Public Infrastructure and Productivity

A well-timed release from StatsCan today that speaks for itself in terms of relevance to the current Budget debate:

“Between 1962 and 2006, roughly one-half of the total growth in multifactor productivity in the private sector was the result of growth in public infrastructure.

Public capital (the nation’s roads, bridges, sewer systems and water treatment systems) constitutes a vital input for private sector production. It enables concentrations of economic resources and provides wider and deeper markets for output and employment.

The contribution of public infrastructure to productivity growth has not been constant over time. The largest contributions to productivity growth occurred during the 1960s and early 1970s, when it contributed up to 0.4 percentage points to average annual productivity growth.

During the 1980s and 1990s, its contribution to productivity averaged only 0.1 percentage points a year. The slower growth in the stock of public capital after 1980 occurred as decades of cross-country highway expansion came to an end.

Analysts studying productivity growth have long been faced with the problem of explaining why growth was much higher before 1980 than afterwards. A substantial portion of the difference came from the much higher growth in public infrastructure in the period preceding 1980.

In its analysis, the paper used earlier research that estimated the rate of return to public infrastructure as the impact on private sector costs. It found that the rate centred on 17%. The paper also examined how robust the results were to alternate estimates of the rate of return. To do so, it used a range of estimates of the impact of public capital on private sector costs. All produced results indicating that public capital made a significant contribution to productivity growth.”


  • Although I agree that the study speaks for itself, I will say a couple of things about it.

    Obviously, it confirms what many economists are now saying: infrastructure spending would not only provide short-term economic stimulus, but also contribute substantially to long-term productivity growth.

    But even some commentators who acknowledge this point suggest that there is a shortage of genuinely productive projects to undertake. At a recent press conference, bank economists stated, “we don’t want to have a program of digging holes and filling them in again.”

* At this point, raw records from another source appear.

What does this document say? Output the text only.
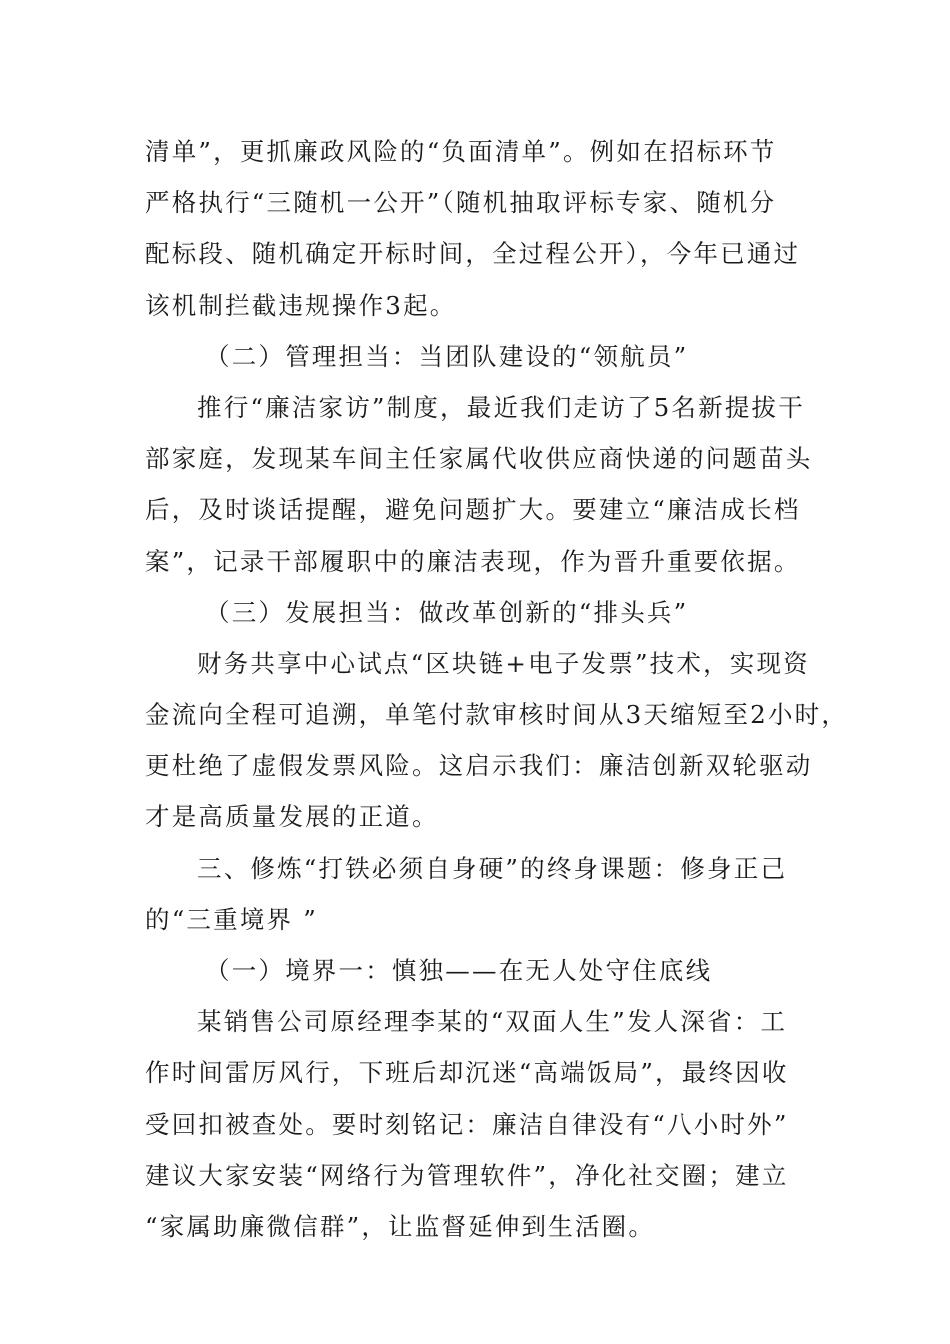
清单”，更抓廉政风险的“负面清单”。例如在招标环节
严格执行“三随机一公开”（随机抽取评标专家、随机分
配标段、随机确定开标时间，全过程公开），今年已通过
该机制拦截违规操作3起。
（二）管理担当：当团队建设的“领航员”
推行“廉洁家访”制度，最近我们走访了5名新提拔干
部家庭，发现某车间主任家属代收供应商快递的问题苗头
后，及时谈话提醒，避免问题扩大。要建立“廉洁成长档
案”，记录干部履职中的廉洁表现，作为晋升重要依据。
（三）发展担当：做改革创新的“排头兵”
财务共享中心试点“区块链+电子发票”技术，实现资
金流向全程可追溯，单笔付款审核时间从3天缩短至2小时，
更杜绝了虚假发票风险。这启示我们：廉洁创新双轮驱动
才是高质量发展的正道。
三、修炼“打铁必须自身硬”的终身课题：修身正己
的“三重境界 ”
（一）境界一：慎独——在无人处守住底线
某销售公司原经理李某的“双面人生”发人深省：工
作时间雷厉风行，下班后却沉迷“高端饭局”，最终因收
受回扣被查处。要时刻铭记：廉洁自律没有“八小时外”
建议大家安装“网络行为管理软件”，净化社交圈；建立
“家属助廉微信群”，让监督延伸到生活圈。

    Today’s finding that limited infrastructure spending has contributed 0.1% to productivity since 1980, but that much more infrastructure spending contributed 0.4% before 1980, demonstrates that Canada can invest substantially more in infrastructure without resorting to “digging holes and filling them in again.”

    As I pointed out regarding a previous iteration of this study, the estimated 17% rate of return public infrastructure investment far exceeds the low cost of public borrowing.

  • Interesting how the timing works as well. It’s as good an explanation for the productivity slowdown as any I’ve heard.

    Another thing to remember is that the 80’s and 90’s were the time when governments were trying to bail their way out of deficits, and infrastructure projects were one the first things to be pitched overboard.

  • An unfortunate situation arises in that some levels of government are mandated to insure that all ‘shovel ready’ infrastructure projects, that will be used as Keynesian fiscal policy because of the impending recession, will have to be P3’s.